Working towards solutions
Countering the growth of donor influence won’t be easy, and the easiest way to do so effectively is to commit to reinvesting in our public colleges and universities at the state level, easing their financial burden. Sadly, Colorado’s Taxpayer Bill of Rights makes significant increases to education a tough ask.
But there are ways to ensure good governance and transparency in donations, like setting up an overarching donations committee of the Board of Trustees, comprised of a mixture of university staff, alumni, and community members with the requisite legal, financial, and administrative knowledge, which would serve to evaluate the sustainability and suitability of potential donor gifts, and analyze their impact on Western’s existing goals and values.

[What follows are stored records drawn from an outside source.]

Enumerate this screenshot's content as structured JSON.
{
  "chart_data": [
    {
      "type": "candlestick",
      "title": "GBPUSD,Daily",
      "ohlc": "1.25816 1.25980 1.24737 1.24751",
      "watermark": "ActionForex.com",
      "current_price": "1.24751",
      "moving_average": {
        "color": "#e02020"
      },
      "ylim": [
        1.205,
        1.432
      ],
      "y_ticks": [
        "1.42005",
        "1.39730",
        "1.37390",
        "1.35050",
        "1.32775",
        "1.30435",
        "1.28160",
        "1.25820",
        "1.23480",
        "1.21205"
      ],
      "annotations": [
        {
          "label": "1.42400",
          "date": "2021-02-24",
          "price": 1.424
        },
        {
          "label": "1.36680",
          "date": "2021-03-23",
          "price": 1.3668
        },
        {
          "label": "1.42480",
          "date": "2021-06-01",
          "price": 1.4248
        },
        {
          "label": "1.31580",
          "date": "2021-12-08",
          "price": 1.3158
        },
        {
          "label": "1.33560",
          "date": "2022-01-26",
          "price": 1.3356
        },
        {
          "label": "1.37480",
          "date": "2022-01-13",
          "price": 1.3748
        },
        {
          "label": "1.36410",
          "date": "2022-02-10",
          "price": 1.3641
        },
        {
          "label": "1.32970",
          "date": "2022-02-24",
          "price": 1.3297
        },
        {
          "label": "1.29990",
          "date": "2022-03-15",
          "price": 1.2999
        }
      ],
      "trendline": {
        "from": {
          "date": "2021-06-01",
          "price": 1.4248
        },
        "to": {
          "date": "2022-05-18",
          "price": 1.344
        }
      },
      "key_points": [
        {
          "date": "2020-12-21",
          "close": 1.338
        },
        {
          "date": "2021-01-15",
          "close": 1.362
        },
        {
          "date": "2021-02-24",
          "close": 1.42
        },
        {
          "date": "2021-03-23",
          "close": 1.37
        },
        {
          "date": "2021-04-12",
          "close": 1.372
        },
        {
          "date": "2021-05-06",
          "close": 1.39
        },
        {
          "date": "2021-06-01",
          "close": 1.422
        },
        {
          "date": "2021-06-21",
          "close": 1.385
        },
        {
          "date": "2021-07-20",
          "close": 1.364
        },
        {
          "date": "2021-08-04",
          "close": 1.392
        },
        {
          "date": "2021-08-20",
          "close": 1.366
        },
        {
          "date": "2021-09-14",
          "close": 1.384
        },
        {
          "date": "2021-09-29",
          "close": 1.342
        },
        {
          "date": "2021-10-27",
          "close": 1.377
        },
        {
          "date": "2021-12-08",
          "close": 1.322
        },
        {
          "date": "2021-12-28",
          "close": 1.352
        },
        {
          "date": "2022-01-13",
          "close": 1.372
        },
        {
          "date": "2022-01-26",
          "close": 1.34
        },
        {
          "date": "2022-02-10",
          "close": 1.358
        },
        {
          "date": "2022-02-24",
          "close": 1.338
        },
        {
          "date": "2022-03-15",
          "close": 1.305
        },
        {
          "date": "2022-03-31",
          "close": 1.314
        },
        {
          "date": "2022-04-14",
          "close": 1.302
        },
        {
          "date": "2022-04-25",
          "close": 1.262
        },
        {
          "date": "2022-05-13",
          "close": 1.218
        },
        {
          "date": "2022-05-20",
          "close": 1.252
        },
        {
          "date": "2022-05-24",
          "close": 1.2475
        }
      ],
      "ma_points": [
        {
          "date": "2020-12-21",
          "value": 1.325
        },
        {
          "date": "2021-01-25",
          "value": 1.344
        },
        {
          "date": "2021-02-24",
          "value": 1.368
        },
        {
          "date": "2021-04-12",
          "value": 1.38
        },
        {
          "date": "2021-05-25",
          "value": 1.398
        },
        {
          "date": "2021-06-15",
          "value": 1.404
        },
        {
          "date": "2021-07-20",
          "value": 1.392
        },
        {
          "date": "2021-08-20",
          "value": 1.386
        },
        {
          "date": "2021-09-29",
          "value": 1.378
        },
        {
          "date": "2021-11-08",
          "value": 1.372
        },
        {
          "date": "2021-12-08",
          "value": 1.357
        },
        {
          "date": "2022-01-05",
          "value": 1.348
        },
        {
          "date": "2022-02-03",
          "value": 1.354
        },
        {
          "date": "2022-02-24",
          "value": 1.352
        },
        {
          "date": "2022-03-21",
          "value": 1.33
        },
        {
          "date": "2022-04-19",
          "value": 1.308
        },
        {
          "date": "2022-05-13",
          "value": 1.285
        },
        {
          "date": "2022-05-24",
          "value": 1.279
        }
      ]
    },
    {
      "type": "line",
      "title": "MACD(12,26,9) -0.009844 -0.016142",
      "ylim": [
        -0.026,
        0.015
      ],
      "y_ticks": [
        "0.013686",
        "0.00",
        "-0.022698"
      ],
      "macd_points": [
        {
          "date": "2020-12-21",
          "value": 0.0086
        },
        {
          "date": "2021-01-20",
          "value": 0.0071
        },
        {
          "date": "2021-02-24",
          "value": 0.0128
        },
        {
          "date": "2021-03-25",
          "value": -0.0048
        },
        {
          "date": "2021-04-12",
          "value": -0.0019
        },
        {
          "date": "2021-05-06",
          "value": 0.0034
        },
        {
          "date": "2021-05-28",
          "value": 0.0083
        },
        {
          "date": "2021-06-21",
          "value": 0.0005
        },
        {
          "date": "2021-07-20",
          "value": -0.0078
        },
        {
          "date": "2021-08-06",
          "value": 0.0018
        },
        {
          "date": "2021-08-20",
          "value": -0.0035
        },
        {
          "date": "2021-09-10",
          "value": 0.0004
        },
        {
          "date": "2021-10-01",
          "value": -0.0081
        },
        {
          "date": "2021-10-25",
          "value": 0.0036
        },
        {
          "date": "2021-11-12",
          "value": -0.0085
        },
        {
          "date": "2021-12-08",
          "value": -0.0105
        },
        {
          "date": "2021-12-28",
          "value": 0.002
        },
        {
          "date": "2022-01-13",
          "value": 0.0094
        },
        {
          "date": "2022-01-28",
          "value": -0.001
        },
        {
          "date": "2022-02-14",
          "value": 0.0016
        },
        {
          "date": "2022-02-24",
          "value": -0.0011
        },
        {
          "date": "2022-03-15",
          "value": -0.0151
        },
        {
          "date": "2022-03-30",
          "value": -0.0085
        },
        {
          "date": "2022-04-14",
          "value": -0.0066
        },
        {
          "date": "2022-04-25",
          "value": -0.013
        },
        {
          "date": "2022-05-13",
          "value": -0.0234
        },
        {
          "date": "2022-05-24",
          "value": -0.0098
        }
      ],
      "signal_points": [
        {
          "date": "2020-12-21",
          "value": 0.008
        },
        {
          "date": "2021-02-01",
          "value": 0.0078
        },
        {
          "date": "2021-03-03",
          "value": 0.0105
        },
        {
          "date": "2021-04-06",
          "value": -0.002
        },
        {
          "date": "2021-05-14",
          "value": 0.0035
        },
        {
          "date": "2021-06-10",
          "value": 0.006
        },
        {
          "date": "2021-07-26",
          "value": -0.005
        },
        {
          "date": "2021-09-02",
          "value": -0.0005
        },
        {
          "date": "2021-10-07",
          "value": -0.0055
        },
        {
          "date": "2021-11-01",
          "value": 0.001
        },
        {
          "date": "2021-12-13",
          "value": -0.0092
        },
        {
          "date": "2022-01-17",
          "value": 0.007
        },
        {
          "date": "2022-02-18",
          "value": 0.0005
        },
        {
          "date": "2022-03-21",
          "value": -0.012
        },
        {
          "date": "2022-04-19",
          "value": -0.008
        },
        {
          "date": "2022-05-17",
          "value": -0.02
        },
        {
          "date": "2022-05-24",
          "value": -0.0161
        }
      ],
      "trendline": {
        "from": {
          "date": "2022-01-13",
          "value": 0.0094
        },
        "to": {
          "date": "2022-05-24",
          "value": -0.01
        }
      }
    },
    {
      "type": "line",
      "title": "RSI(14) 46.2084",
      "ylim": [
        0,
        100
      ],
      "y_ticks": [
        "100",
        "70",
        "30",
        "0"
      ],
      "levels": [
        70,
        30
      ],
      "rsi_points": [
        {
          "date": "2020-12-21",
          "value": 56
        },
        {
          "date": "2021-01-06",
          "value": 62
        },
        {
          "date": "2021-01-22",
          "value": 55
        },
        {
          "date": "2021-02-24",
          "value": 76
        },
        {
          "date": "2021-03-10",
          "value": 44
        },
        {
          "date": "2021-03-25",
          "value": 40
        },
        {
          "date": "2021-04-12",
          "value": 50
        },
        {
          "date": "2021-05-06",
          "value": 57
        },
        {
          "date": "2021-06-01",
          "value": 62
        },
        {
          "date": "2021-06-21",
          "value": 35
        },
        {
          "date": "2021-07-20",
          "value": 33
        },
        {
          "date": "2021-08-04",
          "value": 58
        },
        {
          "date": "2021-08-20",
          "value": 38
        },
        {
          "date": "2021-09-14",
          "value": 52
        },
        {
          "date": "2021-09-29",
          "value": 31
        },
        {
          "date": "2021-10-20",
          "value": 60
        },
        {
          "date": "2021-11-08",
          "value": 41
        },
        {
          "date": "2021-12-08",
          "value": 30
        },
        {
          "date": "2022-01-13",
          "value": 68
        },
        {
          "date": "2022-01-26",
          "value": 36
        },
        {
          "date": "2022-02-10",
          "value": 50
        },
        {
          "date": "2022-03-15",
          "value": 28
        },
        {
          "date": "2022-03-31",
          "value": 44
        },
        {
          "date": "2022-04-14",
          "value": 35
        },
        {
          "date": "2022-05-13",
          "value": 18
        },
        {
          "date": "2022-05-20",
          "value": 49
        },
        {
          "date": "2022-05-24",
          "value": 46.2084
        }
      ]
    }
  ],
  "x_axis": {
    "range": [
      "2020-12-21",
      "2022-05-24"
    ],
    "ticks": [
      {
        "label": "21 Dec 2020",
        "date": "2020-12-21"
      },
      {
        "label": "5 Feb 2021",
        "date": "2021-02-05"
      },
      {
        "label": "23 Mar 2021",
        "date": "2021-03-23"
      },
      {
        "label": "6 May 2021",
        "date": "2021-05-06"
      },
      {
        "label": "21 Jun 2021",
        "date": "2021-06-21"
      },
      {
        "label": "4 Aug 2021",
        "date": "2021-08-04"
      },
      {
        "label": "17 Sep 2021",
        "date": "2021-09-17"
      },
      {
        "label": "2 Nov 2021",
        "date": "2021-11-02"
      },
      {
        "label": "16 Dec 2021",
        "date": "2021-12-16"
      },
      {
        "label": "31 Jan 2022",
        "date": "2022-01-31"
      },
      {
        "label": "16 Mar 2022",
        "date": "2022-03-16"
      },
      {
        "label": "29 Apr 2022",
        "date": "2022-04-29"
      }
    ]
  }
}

As an example, The Ohio State University’s Foundation Board maintains five committees. In addition to an Executive Committee and a Directorship and Nominating Committee, the Audit Committee handles financial statements and legal and regulatory issues, the Development Committee plans and implements fundraising campaigns, and the Donor Committee handles public recognition of donors, donor relations, and reporting.
I would add to that setup one more committee: The Vision Committee, which would ensure that all donations, no matter the size or the donor, fit firmly within the umbrella of the university’s strengths and vision.
Working together, it’s time to reinvest in our public universities and reset the balance between donors and the institutions they fund.